Работать Никита никогда не отвыкал. В Красной Армии тоже люди не одной войною занимались — на долгих постоях и в резервах красноармейцы рыли колодцы, ремонтировали избушки бедняков в деревнях и сажали кустарник в вершинах действующих оврагов, чтобы земля дальше не размывалась. Война ведь пройдет, а жизнь останется, и о ней надо было заранее позаботиться.
Через неделю Никита снова пошел в гости к Любе; он понес ей в подарок вареную рыбу и хлеб — свое второе блюдо от обеда в рабочей столовой.
Люба спешила читать по книжке у окна, пользуясь тем, что еще не погасло солнце на небе; поэтому Никита некоторое время сидел в комнате у Любы молчаливо, ожидая ночной темноты. Но вскоре сумрак сравнялся с тишиной на уездной улице, а Люба потерла свои глаза и закрыла учебную книгу.
— Как поживаете? — тихо спросила Люба.
— Мы с отцом живем, мы — ничего, — сказал Никита. — Я вам там покушать принес, — вы съешьте, пожалуйста, — попросил он.
— Я съем, спасибо, — произнесла Люба.
— А спать не будете? — спросил Никита.
— Не буду, — ответила Люба. — Я же поужинаю сейчас, я буду сыта!
Никита принес из сеней немного мелких дровишек и разжег железную печку, чтобы был свет для занятий. Он сел на пол, открыл печную дверцу и клал щепки и худые короткие поленья в огонь, стараясь, чтоб тепла было поменьше, а света побольше. Съев рыбу с хлебом, Люба тоже села на пол, против Никиты и около света из печки, и начала учить по книжке свою медицину.
Она читала молча, однако изредка шептала что-то, улыбалась и записывала мелким, быстрым почерком несколько слов в блокнот — наверно, самые важные вещи. А Никита только следил за правильным горением огня, и лишь время от времени — не часто — он смотрел в лицо Любы, но затем опять подолгу глядел на огонь, потому что боялся надоесть Любе своим взглядом. Так время шло, и Никита думал с печалью, что скоро оно пройдет совсем и ему настанет пора уходить домой.
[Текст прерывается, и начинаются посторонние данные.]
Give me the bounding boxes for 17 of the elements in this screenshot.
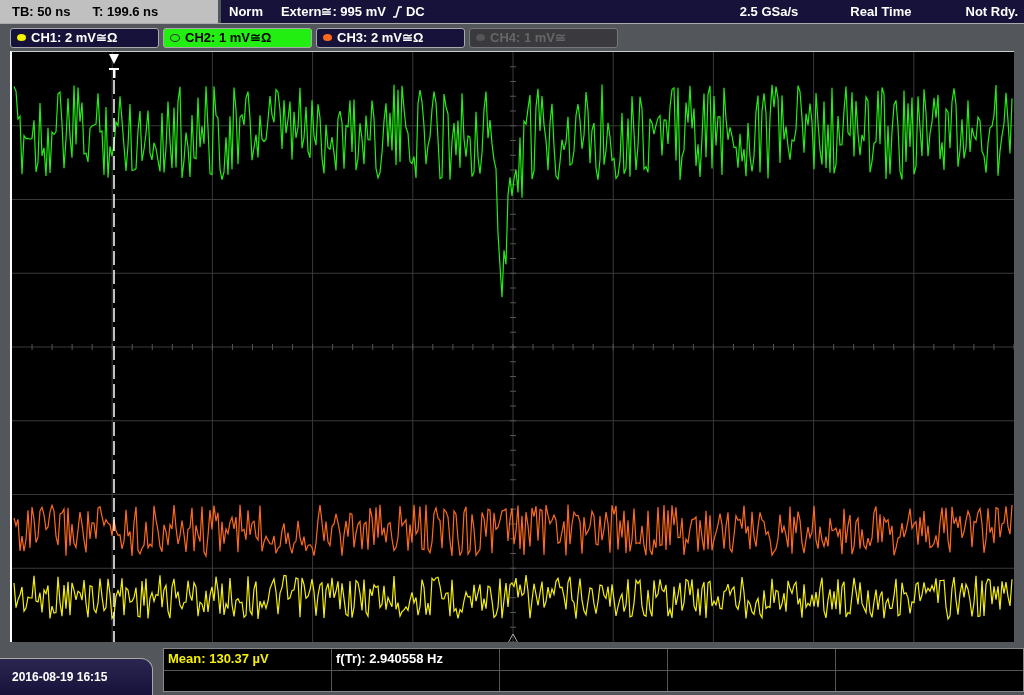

В полночь, когда пробили часы на колокольне, Никита спросил у Любы, отчего не пришла ее подруга, по имени Женя.
— А у нее тиф повторился, она, наверное, умрет, — ответила Люба и опять стала читать медицину.
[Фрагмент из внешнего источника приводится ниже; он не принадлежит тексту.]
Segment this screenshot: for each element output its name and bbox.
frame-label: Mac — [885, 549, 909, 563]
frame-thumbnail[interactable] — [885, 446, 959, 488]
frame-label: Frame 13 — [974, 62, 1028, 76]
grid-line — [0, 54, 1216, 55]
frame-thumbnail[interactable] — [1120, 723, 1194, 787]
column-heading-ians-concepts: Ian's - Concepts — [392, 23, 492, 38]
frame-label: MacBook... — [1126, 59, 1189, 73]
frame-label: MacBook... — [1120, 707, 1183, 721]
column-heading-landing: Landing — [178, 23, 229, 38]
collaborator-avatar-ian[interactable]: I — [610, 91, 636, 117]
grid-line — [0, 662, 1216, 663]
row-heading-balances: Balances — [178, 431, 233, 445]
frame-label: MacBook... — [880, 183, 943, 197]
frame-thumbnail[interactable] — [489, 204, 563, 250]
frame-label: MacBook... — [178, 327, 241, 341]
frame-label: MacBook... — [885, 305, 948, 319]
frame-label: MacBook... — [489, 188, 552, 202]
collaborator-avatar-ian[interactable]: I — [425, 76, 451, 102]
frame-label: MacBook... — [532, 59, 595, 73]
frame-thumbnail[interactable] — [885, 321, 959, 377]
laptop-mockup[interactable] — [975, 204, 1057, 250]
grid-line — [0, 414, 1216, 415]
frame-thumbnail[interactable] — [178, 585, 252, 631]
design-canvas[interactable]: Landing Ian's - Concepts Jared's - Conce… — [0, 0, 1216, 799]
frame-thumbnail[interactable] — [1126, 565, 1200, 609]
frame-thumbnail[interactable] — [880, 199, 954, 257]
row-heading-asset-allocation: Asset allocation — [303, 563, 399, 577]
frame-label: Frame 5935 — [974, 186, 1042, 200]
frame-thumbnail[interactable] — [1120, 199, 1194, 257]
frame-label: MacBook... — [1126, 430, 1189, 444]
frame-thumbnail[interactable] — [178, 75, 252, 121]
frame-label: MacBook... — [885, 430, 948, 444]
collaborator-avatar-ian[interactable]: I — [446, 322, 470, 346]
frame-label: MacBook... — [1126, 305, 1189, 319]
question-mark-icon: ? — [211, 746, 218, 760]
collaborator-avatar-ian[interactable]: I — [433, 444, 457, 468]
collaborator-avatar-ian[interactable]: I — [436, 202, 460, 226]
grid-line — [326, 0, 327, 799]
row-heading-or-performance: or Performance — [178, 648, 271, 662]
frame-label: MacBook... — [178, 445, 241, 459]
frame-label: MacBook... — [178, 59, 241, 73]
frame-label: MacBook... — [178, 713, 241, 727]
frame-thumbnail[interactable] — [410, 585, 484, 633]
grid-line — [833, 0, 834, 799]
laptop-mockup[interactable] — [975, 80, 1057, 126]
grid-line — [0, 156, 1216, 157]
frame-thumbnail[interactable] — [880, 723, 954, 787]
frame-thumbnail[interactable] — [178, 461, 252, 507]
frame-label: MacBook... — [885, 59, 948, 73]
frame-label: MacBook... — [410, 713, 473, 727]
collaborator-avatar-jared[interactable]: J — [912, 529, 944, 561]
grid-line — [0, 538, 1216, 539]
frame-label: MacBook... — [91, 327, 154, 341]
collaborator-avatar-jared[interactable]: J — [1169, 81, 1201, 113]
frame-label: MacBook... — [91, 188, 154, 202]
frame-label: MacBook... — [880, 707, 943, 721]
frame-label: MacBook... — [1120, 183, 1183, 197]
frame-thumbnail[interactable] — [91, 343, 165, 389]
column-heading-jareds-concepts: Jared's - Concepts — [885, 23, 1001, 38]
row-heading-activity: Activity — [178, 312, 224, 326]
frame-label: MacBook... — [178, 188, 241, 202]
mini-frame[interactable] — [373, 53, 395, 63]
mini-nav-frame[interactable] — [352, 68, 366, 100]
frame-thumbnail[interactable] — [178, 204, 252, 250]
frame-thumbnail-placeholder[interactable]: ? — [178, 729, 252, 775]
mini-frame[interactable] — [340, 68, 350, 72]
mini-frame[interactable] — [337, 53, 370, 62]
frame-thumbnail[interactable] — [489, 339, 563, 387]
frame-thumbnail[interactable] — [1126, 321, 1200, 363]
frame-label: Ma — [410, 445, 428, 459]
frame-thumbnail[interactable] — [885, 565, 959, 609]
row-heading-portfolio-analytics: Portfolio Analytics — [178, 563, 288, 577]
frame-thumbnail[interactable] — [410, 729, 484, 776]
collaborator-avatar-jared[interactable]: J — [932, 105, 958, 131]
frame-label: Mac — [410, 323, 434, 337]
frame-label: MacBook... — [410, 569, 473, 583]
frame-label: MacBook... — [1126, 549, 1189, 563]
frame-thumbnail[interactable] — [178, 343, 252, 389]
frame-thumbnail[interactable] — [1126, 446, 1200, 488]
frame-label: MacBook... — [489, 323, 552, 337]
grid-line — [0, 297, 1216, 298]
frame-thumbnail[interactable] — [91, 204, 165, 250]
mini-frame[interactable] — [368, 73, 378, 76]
— Вот это жалко! — сказал Никита, но Люба ничего не ответила ему.
Никита представил себе в мысли больную, горячую Женю, — и, в сущности, он тоже мог бы ее искренне полюбить, если б узнал ее раньше и если бы она была немного добра к нему. Она тоже, кажется, прекрасная: зря он ее не разглядел тогда во тьме и плохо запомнил.
— Я уже спать хочу, — прошептала Люба, вздыхая.
— А поняли все, что прочитали-то? — спросил Никита.
— Все чисто! Хотите, расскажу? — предложила Люба.
— Не надо, — отказался Никита. — Вы лучше берегите при себе, а то я все равно забуду.
Он подмел веником сор около печки и ушел к отцу.
С тех пор он посещал Любу почти каждый день, лишь иногда пропуская сутки или двое, ради того, чтоб Люба поскучала по нем. Скучала она или нет
— неизвестно, но в эти пустые вечера Никита вынужден был ходить по десять, по пятнадцать верст, несколько раз вокруг всего города, желая удержать себя в одиночестве, вытерпеть без утешения тоску по Любе и не пойти к ней.
У нее в гостях он обыкновенно занимался тем, что топил печь и ожидал, когда она ему скажет что-нибудь в промежуток, отвлекшись от своего учения по книге. Каждый раз Никита приносил Любе на ужин немного пищи из столовой при мастерской крестьянской мебели; обедала же она в своей академии, но там давали кушать слишком мало, а Люба много думала, училась вдобавок еще росла, и ей не хватало питания. В первую же свою получку Никита купил в ближней деревне коровьи ноги и затем всю ночь варил студень на железной печке, а Люба до полночи занималась с книгами и тетрадями, потом чинила свою одежду штопала чулки, мыла полы на рассвете и купалась на дворе в кадушке с дождевой водой, пока еще не проснулись посторонние люди.
Отцу Никиты было скучно жить все вечера одному, без сына, а Никита не говорил, куда он ходит. «Он сам теперь человек, — думал старик. — Мог же ведь быть убитым или раненным на войне, а раз живет — пусть ходит!»